In fact, overall this is a happy and delightfully un-sappy movie. It has some fun scenes - for example, Patrick singing "Ca'n't Take My Eyes Off Of You" to Kat over the school PA, backed by the school band - and a refreshingly light-hearted, cheerful air. Both romances - Kat and Patrick, Bianca and Cameron - are funny and affecting. Supporting characters, even though they play tiny roles, are amusing - the guidance counsellor who writes soft porn between appointments, the coach who confiscates hash and cheetos during detention which we somehow know wo'n't be handed into the school principal. Although Padua High resembles Beverly Hills High pretty closely (students have designer clothes, snazzy cars, and say "like, oh my God, like, duh" a lot) the school milieu, with its various cliques and uneasy alliances, is rendered convincingly enough to remind most of us of our school days (although flashing the teacher as a way of getting out of detention was new to me! 8)). The relationship between the sisters is also convincing: Bianca whines about what an awful older sister she's been landed with, fights with her, stomps around and slams doors, like every little brother or sister in the world. Kat, safe in the smug superiority of being older, infuriatingly refuses even to get into arguments with Bianca. When it comes down to it, though, the girls back each other up, and by the end of the film they have learned to understand each other a little better.
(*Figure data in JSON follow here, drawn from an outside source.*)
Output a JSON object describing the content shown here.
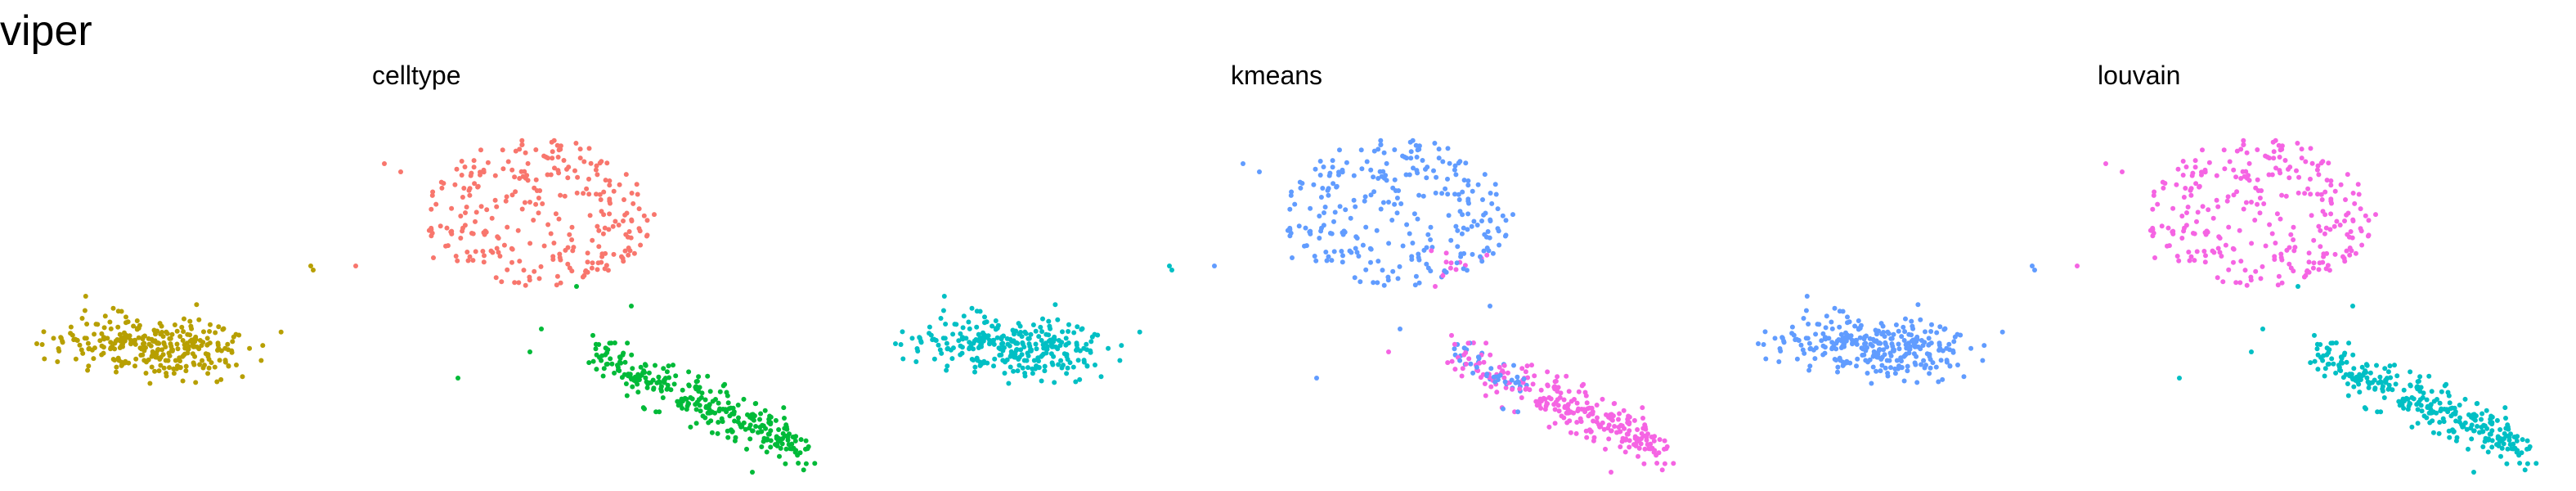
{
  "title": "viper",
  "chart_data": [
    {
      "type": "scatter",
      "title": "celltype",
      "grid": false,
      "axes": "none",
      "point_groups": [
        "upper-cluster",
        "left-cluster",
        "lower-right-cluster"
      ],
      "colors": {
        "upper-cluster": "#F8766D",
        "left-cluster": "#B79F00",
        "lower-right-cluster": "#00BA38"
      }
    },
    {
      "type": "scatter",
      "title": "kmeans",
      "grid": false,
      "axes": "none",
      "point_groups": [
        "upper-cluster",
        "left-cluster",
        "lower-right-cluster"
      ],
      "colors": {
        "upper-cluster": "#619CFF",
        "left-cluster": "#00BFC4",
        "lower-right-cluster": "#F564E3"
      }
    },
    {
      "type": "scatter",
      "title": "louvain",
      "grid": false,
      "axes": "none",
      "point_groups": [
        "upper-cluster",
        "left-cluster",
        "lower-right-cluster"
      ],
      "colors": {
        "upper-cluster": "#F564E3",
        "left-cluster": "#619CFF",
        "lower-right-cluster": "#00BFC4"
      }
    }
  ]
}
The soundtrack is good, if a bit heavy on Kat's beloved chick rock, and the direction is fine - nothing exciting, Gil Junger sits back and lets the actors get on with their job, which they do very well. The leads are basically unknown, and they bring a freshness to their roles as well as a sizzling chemistry. Heath Ledger, last seen in the TV series Roar, is just right as Patrick - big and scary enough to be believable as the object of rumour and speculation, but able to show he has a good soft heart under that hard man exterior. Julia Stiles is terrific as Kat. Even at her most bitchy and nasty a kind of natural good-temperedness shines through - she's not bitchy because she's a bitch, but because she's smart enough to be frustrated at the smallness of the school world she's caught in, the pecking order, the set-in-stone gender roles. Her character isn't rounded out enough, though. We do get an attempt to explain why she turned out as she did, having been one of the most popular girls in the school, but it's not very convincing. It's hard to see why such a militant personality would have resulted from what we are told about her.

Both James Gordon-Levitt (Cameron) and Larisa Oleynik (Bianca) are good in their respective roles - it's easy to see why everyone loves Bianca. A little like a young Drew Barrymore, Oleynik plays her fun, bubbly, and good-hearted. And Gordon-Levitt is convincing as Cameron - shy, well-meaning, sweet without being saccharine. Andrew Keegan is wonderfully oily and revolting as Joey Donner - the kind of guy who checks himself out in every mirror, we crave the moment when he will get his comeuppance.

As a comedy, 10 Things I Hate About You is a bit hit and miss. Parts which were obviously intended to get a big laugh fall completely flat, other parts are unintentionally funny. But the charm of this film isn't in the comedy. It's in its intelligent script, sharp, smart dialogue, and characters rounded enough to make us care about them. Best of all, it turns its source material on its head. In Shakespeare's play, Kate, a feisty, independent woman, is psychologically tortured until she crumbles to the will of Petrucchio. In 10 Things, Kat does have to learn how to open up to other people, but she does it without compromising her principles. Instead of, as in other teen dramas, eventually succumbing to popular notions and conforming (witness Rachael Leigh Cook's transformation in She's All That), she pairs off with a guy strong enough and secure enough to be happy with her just as she is. Whatever else happens to our shrew, she certainly isn't tamed.